Even with the high acceptability rate of the project, only 56 of the 150 enrolled health care providers were able to finish the full course. The majority attributed the lack of attendance for inconvenient timing (78%) and a busy work schedule (11.1%). The high attrition rate was expected due to the unpredictable nature of the medical field that makes it difficult for a consistent attendance and the ensuing lack of interest it likely provokes for a perceived incompetence by the trainee. We recommend multiple sessions a day in such settings to ascertain attendance.

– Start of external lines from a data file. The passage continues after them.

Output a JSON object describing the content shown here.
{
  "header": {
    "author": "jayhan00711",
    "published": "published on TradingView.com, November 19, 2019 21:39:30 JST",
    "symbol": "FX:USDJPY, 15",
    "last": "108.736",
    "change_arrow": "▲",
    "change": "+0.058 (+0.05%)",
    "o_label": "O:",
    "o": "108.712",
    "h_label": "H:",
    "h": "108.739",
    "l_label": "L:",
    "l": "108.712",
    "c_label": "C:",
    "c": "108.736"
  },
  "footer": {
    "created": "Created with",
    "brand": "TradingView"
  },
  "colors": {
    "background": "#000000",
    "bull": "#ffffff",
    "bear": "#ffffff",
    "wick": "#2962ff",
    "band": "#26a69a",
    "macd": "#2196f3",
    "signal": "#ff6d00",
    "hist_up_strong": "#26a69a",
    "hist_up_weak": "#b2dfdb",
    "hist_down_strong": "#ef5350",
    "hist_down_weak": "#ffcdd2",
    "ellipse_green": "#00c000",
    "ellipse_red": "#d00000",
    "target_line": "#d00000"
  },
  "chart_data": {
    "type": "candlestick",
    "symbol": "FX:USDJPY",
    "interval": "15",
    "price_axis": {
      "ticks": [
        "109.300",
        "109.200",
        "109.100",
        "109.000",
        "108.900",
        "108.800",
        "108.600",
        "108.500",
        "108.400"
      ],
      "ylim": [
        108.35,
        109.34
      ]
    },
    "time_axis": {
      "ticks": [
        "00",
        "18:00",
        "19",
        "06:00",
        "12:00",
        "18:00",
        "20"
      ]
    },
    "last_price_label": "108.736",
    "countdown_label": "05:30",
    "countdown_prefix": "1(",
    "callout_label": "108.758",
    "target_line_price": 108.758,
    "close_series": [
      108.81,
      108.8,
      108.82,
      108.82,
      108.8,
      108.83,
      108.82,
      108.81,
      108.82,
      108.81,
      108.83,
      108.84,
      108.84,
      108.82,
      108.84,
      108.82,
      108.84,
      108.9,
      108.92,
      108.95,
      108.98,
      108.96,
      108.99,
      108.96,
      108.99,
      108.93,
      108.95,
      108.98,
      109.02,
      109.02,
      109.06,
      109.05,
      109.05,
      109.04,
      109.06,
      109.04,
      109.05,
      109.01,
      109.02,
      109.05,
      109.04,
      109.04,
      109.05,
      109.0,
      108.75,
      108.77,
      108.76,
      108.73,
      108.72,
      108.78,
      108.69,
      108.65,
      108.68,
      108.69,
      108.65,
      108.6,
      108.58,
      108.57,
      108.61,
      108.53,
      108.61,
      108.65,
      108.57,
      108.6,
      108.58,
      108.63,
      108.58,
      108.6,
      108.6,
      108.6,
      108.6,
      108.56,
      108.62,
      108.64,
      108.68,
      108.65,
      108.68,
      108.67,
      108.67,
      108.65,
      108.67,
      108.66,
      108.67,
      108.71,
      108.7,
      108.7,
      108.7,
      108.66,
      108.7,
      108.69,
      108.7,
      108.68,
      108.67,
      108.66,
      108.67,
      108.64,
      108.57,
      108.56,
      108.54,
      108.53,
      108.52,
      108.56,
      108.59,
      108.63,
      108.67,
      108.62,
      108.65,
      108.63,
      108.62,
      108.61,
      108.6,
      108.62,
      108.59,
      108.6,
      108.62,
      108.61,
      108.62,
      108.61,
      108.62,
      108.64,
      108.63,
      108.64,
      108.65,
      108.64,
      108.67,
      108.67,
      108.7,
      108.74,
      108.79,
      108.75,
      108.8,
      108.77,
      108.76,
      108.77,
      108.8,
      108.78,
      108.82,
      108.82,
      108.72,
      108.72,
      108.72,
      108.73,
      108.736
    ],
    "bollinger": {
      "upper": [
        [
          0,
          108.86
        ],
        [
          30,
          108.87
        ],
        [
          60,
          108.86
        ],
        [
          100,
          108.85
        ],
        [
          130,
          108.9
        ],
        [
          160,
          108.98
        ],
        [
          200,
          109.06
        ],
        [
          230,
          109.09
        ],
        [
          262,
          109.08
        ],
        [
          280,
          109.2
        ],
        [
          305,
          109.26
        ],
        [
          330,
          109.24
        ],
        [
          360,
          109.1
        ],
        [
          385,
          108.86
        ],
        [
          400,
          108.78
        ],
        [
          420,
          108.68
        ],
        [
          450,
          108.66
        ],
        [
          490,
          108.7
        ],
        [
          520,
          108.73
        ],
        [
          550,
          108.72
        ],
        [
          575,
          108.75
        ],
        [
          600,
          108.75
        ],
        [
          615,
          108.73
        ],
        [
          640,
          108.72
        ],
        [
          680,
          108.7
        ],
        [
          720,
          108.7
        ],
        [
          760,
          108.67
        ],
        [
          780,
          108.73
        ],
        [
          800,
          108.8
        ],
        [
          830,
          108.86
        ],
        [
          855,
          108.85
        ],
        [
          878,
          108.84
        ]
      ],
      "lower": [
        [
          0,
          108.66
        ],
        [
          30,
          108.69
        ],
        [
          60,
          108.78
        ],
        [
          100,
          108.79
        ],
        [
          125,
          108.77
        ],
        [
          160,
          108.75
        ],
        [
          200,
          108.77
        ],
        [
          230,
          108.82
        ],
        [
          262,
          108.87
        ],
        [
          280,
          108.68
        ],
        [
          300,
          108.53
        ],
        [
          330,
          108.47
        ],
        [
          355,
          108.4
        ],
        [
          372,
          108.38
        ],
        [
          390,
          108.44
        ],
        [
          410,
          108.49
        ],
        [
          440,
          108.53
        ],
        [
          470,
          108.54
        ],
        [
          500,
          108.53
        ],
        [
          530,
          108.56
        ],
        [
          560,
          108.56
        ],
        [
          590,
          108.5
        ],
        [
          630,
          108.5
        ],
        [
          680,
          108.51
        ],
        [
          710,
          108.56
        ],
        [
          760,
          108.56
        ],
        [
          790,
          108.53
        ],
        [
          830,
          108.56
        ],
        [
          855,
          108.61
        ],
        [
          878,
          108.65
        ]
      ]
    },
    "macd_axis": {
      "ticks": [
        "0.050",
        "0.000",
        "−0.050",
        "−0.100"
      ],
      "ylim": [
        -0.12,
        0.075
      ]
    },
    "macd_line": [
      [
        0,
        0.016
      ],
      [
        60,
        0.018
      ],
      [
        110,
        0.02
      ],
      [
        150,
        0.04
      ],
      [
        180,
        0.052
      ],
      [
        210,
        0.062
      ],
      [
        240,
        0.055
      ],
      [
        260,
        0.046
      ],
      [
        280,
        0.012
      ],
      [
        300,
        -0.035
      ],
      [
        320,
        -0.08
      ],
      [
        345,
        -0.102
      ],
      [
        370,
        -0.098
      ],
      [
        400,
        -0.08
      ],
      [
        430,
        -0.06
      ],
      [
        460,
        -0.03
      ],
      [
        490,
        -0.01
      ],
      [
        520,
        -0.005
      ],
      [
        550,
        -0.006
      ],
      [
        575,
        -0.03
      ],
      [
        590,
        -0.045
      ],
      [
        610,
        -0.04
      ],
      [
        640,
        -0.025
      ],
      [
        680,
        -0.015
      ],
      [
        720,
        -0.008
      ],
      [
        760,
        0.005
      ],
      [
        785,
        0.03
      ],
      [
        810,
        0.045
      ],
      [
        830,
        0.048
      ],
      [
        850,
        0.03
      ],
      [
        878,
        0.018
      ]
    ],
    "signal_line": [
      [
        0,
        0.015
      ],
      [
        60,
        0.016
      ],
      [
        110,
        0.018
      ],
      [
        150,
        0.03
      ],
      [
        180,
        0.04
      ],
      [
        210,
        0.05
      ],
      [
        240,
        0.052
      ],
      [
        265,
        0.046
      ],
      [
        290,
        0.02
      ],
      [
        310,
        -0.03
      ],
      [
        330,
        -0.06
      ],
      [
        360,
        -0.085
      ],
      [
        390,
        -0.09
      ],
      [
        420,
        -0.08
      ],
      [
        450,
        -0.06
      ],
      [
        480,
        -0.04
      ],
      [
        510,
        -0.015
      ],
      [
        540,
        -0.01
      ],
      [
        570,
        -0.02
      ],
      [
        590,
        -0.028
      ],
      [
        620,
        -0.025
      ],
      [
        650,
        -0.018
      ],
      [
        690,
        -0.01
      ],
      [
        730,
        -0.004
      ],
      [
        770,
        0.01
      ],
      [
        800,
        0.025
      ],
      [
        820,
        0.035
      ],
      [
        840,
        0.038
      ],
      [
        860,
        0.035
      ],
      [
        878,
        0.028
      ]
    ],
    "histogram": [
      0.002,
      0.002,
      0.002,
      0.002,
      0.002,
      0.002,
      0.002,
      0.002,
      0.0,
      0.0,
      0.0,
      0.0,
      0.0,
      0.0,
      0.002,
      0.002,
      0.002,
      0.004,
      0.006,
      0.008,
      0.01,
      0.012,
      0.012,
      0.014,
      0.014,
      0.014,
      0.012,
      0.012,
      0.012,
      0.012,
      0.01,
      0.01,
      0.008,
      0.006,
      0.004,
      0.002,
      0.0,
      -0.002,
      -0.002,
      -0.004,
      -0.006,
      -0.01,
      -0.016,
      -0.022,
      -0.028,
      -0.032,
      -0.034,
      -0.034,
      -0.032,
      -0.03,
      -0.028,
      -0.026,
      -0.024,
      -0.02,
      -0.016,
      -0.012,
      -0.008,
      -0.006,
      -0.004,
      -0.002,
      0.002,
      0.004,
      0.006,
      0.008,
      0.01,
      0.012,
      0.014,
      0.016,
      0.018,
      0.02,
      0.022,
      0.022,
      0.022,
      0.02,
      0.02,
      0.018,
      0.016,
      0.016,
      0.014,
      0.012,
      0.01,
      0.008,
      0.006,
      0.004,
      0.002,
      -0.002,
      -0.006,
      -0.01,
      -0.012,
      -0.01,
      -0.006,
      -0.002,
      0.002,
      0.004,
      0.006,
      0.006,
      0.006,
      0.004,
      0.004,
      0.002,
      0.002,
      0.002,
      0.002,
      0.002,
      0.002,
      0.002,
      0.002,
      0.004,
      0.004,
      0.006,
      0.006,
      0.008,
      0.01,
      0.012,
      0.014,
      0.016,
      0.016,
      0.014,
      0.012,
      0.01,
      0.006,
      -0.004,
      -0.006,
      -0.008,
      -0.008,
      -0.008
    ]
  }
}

Although limited access to internet is a major drawback in our setting, designing online courses is another convenient approach. Another solution for language barrier in the medical environment is availing well trained translators. Interpreting in the medical field involves a unique type of contextually bound communication in two languages, which normally takes place under pressure. Linguistic and interpreting abilities both contribute to the success of the communication act. Many agree that language proficiency and interpreting skills must be assessed separately in order to gain a more complete picture of a person’s ability to work as an interpreter or language mediator in a multicultural and multilingual healthcare environment [10]. However, patient satisfaction is highly associated with language concordant provider. Furthermore, such association still remains regardless of the fluency of the health care provider.

Language competence can be isolated and measured in order to establish whether interpreters have or do not have sufficient language skills to benefit from interpreter training, or even to perform interpreting tasks at all. Testing language proficiency and interpreting skills separately can contribute to a more informed selection of candidates wishing to work as interpreters. In our setting however, there are no medical interpreting training programs which is a more pragmatic and tested approach for curbing language barrier in the medical setting [11]. We therefore recommend for the promotion and advancement of the medical interpreting profession as an alternate approach.


In closing, although the study setting is limited to one tertiary hospital the problem of language discordance is widespread in a multilingual country such as ours. It is high time we give due emphasis to this problem and device a strategy to tackle language barrier in the medical setting. The quality improvement project was able to bring about a significant change in Afaan Oromo language proficiency. However, further study is needed to evaluate the impact and effectiveness of the training in patientprovider communication in the practical context. We hope this novel project aids medical service providers to become more language-sensitive. Furthermore, we recommend the use of properly trained medical interpreters for a less complicated but a more cost-heavy solution.